Listen to work faster

As voice recognition technology penetrates more food distribution operations, wholesalers develop more questions about using the new systems. Some of
Jan. 1, 2006
9 min read

As voice recognition technology penetrates more food distribution operations, wholesalers develop more questions about using the new systems. Some of those answers indicate that voice recognition is an expensive technology. At the same time, it is a technology that many users believe pays for itself with improved warehouse accuracy and productivity.

According to Allan Kohl, managing partner of KOM International, two vendors can be considered in the top tier of voice recognition systems. These are Vocollect, based in Pittsburgh, and Voxware from Lawrenceville, New Jersey. KOM International is a consulting firm based in Montreal, Canada. “All we sell is advice,” Kohl says. “We do not sell equipment or software and have no financial arrangements with any company that does. We trust that makes our advice unbiased.”

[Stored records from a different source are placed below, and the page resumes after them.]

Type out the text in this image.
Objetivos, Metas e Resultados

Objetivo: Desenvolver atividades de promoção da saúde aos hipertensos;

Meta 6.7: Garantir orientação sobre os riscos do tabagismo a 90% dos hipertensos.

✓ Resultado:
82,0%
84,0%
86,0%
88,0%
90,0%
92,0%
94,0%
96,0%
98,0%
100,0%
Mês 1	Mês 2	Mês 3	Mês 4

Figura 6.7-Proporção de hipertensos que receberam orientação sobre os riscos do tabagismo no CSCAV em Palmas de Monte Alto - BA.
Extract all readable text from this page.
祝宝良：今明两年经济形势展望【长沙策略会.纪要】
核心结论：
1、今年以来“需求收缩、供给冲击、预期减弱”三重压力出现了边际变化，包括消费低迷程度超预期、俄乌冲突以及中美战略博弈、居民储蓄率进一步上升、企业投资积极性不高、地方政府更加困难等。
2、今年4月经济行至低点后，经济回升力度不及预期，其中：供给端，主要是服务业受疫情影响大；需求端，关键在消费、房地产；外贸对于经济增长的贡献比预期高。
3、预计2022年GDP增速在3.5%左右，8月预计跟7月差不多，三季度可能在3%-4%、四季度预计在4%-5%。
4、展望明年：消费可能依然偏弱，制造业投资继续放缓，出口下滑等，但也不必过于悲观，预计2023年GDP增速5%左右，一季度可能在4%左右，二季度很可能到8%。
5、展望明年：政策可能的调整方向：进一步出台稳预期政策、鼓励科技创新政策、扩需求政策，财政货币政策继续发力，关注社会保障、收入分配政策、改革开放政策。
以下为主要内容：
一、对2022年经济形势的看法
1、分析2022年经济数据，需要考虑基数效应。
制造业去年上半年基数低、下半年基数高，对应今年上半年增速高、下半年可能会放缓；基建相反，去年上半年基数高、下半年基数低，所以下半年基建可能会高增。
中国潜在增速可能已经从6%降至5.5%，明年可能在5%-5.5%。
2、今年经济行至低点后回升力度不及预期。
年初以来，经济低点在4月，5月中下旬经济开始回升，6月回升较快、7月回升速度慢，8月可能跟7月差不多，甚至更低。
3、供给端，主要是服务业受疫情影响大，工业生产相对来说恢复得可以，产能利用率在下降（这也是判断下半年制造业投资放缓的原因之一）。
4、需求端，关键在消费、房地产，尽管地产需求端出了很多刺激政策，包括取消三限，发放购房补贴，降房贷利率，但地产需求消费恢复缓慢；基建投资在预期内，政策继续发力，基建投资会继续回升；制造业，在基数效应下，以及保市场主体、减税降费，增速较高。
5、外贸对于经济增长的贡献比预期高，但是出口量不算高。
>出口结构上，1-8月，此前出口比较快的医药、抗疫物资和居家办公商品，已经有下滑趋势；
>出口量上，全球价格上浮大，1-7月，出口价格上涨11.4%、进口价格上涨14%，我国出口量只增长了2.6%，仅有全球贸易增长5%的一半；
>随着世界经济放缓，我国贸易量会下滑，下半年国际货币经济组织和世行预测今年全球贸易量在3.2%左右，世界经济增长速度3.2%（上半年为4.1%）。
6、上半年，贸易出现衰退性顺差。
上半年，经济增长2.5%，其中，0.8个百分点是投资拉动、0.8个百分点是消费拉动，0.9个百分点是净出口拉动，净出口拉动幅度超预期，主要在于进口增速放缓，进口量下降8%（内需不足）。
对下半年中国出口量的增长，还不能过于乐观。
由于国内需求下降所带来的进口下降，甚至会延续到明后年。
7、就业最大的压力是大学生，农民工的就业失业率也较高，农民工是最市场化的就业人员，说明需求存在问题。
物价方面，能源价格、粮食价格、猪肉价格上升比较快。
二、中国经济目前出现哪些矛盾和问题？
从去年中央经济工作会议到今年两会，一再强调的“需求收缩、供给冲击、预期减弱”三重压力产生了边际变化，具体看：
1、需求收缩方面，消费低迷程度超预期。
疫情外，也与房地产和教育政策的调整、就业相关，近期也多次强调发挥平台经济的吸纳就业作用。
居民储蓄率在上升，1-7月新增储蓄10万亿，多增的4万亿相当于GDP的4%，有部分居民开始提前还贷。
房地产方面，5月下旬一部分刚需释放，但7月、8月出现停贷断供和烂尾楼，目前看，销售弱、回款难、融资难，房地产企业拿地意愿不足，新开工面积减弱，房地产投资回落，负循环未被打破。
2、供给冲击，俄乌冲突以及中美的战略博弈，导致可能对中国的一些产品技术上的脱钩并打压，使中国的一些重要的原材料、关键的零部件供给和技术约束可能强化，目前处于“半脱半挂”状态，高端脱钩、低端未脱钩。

Voice directed order selection has been available since the 1980s and has been used in a number of industrial applications. The first major installation in a retail chain distribution warehouse was done by Wal-Mart in 1996 at its location in Clarksville, Arkansas, Kohl says. Since that first installation, Wal-Mart has integrated Vocollect voice technology into 125 of its warehouses. A wide range of distribution operations, including chain stores, wholesale food distributors, and logistics operators such as UPS and the US Postal Service, now use voice recognition systems.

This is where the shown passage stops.